Mucho antes de que las literaturas romances comenzaran su andadura en lenguas aún balbuceantes, la literatura
japonesa, emulando los logros de la literatura china, no solo alcanzaba su
primer esplendor, sino que ya daba cuerpo y voz a la escritura femenina con
refinamiento e ingenio. En plena era Heian, cuando Kyoto era la capital del
imperio, los hombres escribían en chino y las mujeres, cortesanas y
aristócratas como ellos, se veían relegadas al manejo de una escritura fonética
japonesa (“hiragana”) con la que crearon obras clásicas como “El Libro de la Almohada”
(“Makura no Sōshi”), de Sei Shōnagon, y “La historia del Genji” (“Genji monogatari”),
de Murasaki Shikibu. Ambas escritoras fueron rivales al servicio de las dos
esposas (Teishi y Shōshi) del emperador Ichijō y esa rivalidad fomentó su
ambición artística. Una, Sei Shonagon, sería la autora del libro de notas
íntimas más leído de la historia japonesa, en el tiempo de los Fujiwara y aún
hoy, y la otra, Murasaki Shikibu, fue la autora de una de las novelas más
importantes de la literatura universal y no solo del canon japonés. Una,
Murasaki Shikibu, ha sido comparada con la flor del ciruelo, impecable y fría,
mientras la otra, Sei Shōnagon, con la rosada flor del cerezo.
“El Libro de la Almohada” de Sei Shōnagon
se ha transmitido en cuatro versiones textuales, con variaciones
significativas, desde el siglo XIII hasta el XVII, y se ha traducido a
numerosas lenguas e incluso al japonés moderno. En español, además de una
selección y traducción parcial obra de Borges y María Kodama, desde comienzos de
este siglo contamos con al menos dos traducciones completas, una realizada en
Perú y esta procedente de Argentina, que se edita ahora en España y que ha tenido
en cuenta, según reconoce su traductora Amalia Sato, la versión japonesa modernizada
y la traducción inglesa de Ivan Morris. La primera versión que leí fue la
francesa de André Beaujard (“Notes de chevet”) y la comparación con estas otras
traducciones es muy instructiva y elocuente, quizá porque el parentesco de la
dama japonesa Sei Shōnagon con notorias damas literatas francesas, como Madame
De Sevigné, por la vivacidad de su estilo chispeante, lo pintoresco y gracioso
de sus viñetas cotidianas, historietas, anécdotas libertinas y comentarios maliciosos
y la mirada incisiva sobre su mundo, dé una clave crítica de la comprensión
occidental de su figura.
El género literario al que pertenece este libro memorable es el llamado “zuihitsu”

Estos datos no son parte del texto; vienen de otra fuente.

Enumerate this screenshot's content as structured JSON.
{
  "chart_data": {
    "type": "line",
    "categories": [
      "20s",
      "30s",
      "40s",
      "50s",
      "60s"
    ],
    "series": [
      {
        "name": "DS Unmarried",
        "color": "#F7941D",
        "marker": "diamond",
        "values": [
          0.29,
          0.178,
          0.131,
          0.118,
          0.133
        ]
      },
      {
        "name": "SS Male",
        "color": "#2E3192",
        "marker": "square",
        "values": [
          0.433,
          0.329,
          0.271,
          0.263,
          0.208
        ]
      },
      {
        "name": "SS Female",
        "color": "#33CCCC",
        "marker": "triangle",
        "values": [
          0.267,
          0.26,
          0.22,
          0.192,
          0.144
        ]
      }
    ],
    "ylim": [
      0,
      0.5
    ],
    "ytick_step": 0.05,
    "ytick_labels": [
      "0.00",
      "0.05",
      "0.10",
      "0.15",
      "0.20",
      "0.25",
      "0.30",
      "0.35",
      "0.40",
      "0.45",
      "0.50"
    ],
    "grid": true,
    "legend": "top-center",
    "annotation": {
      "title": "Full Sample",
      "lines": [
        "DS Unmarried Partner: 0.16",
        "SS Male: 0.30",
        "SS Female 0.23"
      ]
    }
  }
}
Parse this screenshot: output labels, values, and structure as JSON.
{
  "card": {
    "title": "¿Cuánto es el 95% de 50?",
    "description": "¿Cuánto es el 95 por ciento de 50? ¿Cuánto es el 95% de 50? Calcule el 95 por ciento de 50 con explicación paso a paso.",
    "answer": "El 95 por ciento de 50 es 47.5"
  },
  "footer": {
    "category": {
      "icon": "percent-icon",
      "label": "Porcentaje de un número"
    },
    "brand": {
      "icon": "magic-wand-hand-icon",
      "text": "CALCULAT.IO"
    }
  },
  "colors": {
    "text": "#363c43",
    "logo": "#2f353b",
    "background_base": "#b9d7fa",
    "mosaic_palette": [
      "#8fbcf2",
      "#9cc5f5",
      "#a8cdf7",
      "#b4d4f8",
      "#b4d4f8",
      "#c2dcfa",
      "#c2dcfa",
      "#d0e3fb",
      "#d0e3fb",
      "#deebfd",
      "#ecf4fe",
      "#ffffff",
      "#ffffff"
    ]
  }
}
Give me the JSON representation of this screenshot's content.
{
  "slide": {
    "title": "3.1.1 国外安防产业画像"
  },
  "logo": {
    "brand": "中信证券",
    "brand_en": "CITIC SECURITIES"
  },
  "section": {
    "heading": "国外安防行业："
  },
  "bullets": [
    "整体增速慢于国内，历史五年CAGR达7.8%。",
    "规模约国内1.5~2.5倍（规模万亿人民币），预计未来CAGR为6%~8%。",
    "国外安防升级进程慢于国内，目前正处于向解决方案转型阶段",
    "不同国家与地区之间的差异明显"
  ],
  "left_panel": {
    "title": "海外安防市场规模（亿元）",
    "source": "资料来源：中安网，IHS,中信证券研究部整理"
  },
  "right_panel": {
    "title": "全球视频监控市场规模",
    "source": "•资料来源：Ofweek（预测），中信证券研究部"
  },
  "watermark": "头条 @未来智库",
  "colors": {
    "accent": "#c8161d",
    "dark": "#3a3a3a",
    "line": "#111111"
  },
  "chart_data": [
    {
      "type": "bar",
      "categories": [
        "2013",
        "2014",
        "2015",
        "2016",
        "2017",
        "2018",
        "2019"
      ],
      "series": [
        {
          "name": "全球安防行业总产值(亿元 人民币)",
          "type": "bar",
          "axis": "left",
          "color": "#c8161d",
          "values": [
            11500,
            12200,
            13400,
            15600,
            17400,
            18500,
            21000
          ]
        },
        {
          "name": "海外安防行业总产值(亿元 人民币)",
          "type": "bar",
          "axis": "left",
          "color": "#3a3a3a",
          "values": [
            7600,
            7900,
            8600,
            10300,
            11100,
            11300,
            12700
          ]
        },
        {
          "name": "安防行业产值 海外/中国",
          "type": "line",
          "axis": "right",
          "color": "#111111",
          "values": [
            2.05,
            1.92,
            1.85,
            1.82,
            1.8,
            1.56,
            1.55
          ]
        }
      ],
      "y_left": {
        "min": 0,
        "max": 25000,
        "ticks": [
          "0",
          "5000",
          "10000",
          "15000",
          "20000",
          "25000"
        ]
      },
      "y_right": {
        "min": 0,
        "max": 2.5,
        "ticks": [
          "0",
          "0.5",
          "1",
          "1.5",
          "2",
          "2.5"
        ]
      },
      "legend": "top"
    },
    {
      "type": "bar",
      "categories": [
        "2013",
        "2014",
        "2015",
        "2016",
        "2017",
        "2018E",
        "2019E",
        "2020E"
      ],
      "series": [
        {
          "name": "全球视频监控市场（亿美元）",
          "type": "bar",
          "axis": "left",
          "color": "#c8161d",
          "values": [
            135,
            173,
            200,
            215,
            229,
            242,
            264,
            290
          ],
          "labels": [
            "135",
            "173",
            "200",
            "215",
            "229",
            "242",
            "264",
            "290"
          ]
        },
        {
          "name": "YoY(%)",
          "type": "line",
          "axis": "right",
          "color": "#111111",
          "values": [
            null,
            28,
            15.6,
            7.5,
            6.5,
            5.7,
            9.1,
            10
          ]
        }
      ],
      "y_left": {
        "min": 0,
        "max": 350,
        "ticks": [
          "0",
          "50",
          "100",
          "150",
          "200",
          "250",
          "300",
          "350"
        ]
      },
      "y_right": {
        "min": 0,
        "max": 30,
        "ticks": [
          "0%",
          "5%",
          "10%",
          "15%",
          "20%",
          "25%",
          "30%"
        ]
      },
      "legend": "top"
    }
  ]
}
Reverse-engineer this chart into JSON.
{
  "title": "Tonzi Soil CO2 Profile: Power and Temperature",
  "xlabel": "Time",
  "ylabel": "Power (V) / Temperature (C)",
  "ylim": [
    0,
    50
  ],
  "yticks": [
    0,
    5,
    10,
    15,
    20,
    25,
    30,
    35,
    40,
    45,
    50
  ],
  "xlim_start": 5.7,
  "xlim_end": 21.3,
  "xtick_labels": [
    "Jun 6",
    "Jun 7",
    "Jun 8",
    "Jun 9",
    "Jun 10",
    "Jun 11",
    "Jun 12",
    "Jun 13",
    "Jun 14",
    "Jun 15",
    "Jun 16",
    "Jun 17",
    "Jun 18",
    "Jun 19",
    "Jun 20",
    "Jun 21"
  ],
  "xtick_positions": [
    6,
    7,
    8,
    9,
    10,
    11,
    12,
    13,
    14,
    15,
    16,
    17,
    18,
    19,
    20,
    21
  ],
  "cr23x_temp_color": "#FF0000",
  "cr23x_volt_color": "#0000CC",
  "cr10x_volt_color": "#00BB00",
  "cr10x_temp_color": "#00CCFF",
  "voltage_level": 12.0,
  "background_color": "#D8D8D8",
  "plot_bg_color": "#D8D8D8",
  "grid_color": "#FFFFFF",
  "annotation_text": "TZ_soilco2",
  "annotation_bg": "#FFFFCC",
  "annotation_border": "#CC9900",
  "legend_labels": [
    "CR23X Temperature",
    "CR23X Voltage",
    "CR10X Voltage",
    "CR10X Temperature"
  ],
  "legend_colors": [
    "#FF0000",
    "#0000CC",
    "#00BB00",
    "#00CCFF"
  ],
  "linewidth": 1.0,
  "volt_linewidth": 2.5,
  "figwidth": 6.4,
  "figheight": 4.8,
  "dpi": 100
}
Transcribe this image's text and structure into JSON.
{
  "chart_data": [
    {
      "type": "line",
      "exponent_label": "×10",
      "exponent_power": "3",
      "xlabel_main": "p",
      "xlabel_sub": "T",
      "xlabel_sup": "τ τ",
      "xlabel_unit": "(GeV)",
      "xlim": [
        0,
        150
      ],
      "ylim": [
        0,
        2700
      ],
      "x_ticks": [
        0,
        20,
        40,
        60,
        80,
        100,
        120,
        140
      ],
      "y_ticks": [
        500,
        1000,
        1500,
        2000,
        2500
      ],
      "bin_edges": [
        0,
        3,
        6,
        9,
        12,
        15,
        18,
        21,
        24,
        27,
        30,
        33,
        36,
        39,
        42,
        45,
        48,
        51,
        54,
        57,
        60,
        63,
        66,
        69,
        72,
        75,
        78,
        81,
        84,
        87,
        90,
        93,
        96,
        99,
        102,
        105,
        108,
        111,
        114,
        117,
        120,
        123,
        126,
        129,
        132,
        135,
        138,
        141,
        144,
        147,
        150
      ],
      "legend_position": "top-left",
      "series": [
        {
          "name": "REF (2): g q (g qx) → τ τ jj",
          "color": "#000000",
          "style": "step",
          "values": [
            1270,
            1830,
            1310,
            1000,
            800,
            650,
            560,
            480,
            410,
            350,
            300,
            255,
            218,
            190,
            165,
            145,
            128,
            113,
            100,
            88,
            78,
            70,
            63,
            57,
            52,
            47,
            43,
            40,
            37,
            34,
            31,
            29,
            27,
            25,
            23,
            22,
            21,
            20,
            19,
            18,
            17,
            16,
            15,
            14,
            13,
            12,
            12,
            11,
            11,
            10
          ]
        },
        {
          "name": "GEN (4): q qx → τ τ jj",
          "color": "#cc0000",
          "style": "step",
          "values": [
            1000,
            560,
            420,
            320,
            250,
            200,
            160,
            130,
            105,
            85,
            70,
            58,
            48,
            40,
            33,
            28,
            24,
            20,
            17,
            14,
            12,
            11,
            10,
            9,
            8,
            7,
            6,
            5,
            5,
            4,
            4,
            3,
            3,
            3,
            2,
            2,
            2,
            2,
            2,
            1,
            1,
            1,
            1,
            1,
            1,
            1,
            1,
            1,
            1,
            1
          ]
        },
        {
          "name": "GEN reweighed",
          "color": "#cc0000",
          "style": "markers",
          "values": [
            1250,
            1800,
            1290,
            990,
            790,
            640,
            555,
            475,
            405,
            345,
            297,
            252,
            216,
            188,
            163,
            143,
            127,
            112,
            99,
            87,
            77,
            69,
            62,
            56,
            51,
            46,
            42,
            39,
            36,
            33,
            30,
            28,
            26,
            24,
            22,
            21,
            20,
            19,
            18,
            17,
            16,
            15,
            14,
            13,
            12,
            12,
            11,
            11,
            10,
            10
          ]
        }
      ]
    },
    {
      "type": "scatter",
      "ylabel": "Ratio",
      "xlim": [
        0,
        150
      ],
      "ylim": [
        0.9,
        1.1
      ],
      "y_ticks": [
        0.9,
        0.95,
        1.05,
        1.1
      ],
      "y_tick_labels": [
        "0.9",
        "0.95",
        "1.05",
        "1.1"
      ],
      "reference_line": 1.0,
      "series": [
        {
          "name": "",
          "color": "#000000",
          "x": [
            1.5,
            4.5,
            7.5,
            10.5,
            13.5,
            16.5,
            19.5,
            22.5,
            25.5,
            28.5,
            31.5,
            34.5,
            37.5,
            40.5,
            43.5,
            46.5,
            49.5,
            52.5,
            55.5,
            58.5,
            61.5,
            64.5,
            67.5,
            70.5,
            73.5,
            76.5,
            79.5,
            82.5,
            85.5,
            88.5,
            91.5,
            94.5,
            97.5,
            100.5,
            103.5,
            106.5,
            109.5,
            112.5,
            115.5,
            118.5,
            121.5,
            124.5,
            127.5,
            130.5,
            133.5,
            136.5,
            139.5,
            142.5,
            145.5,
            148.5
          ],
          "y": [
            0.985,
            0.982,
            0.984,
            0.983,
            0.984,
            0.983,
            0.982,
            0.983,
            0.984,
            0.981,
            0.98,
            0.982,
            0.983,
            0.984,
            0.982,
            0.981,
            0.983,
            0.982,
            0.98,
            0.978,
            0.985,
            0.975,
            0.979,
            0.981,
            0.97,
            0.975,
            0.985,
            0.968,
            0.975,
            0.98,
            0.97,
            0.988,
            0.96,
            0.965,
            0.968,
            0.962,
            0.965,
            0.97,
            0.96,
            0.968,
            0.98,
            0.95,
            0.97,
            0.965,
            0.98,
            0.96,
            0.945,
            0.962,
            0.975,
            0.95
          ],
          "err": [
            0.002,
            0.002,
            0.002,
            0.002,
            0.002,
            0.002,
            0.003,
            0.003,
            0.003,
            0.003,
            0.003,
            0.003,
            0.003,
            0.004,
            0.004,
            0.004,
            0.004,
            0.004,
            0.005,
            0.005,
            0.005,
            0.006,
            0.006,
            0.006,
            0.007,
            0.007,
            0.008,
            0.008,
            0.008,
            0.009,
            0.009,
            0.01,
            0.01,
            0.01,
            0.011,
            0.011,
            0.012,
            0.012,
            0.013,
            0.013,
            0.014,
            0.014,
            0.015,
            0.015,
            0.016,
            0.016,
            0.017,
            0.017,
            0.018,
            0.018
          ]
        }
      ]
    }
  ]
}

(“el discurrir del pincel”) que consiste en reflexiones fragmentarias que
guardan relación con la vida y el entorno del autor. El nombre del género
significa, en ideogramas chinos, pensamiento libre o espontáneo. Este modelo de
escritura aspira a atrapar en el papel la esencia fluida de la vida usando la
habilidad del pincel y la tinta. Inscribir con estilo suelto las ideas y
sensaciones del yo como respuesta a la volatilidad de la experiencia y la
fugacidad del tiempo. De este modo, es el yo hipersensible de Sei Shōnagon lo que el lector
ve nacer, con perfiles de una nitidez impresionante, de entre la espuma negra
de la tinta y los trazos caligráficos del pincel sobre la tersura del papel de
seda al hilo caprichoso y sensitivo de su escritura.
El libro fue compuesto entre los años 904 y 908 con el afán de registrar las percepciones, impresiones, sensaciones, afectos, relaciones y gustos de una mujer que vivía instalada en un lugar de privilegio en la corte de Heian, un mundo de dos dimensiones, como dice Octavio Paz, revestido de ingravidez moral, donde la belleza y la elegancia eran la norma, con rituales y ceremonias coreografiados hasta el último detalle floral y vestimentario, litúrgico y literario. Sei Shōnagon clasifica el mundo en sus apuntes conforme a categorías estéticas filtradas por una sensibilidad atenta a la singularidad empírica de cada cosa. Las enumeraciones de flores, árboles, aves, tejidos, astros, frutas, insectos, paisajes, costumbres, animales domésticos o estaciones dibujan un mapa del mundo abigarrado y elitista que conoció Sei Shōnagon. Esas listas de seres y cosas trazan, como diría Borges, ferviente admirador del libro, la imagen de su cara.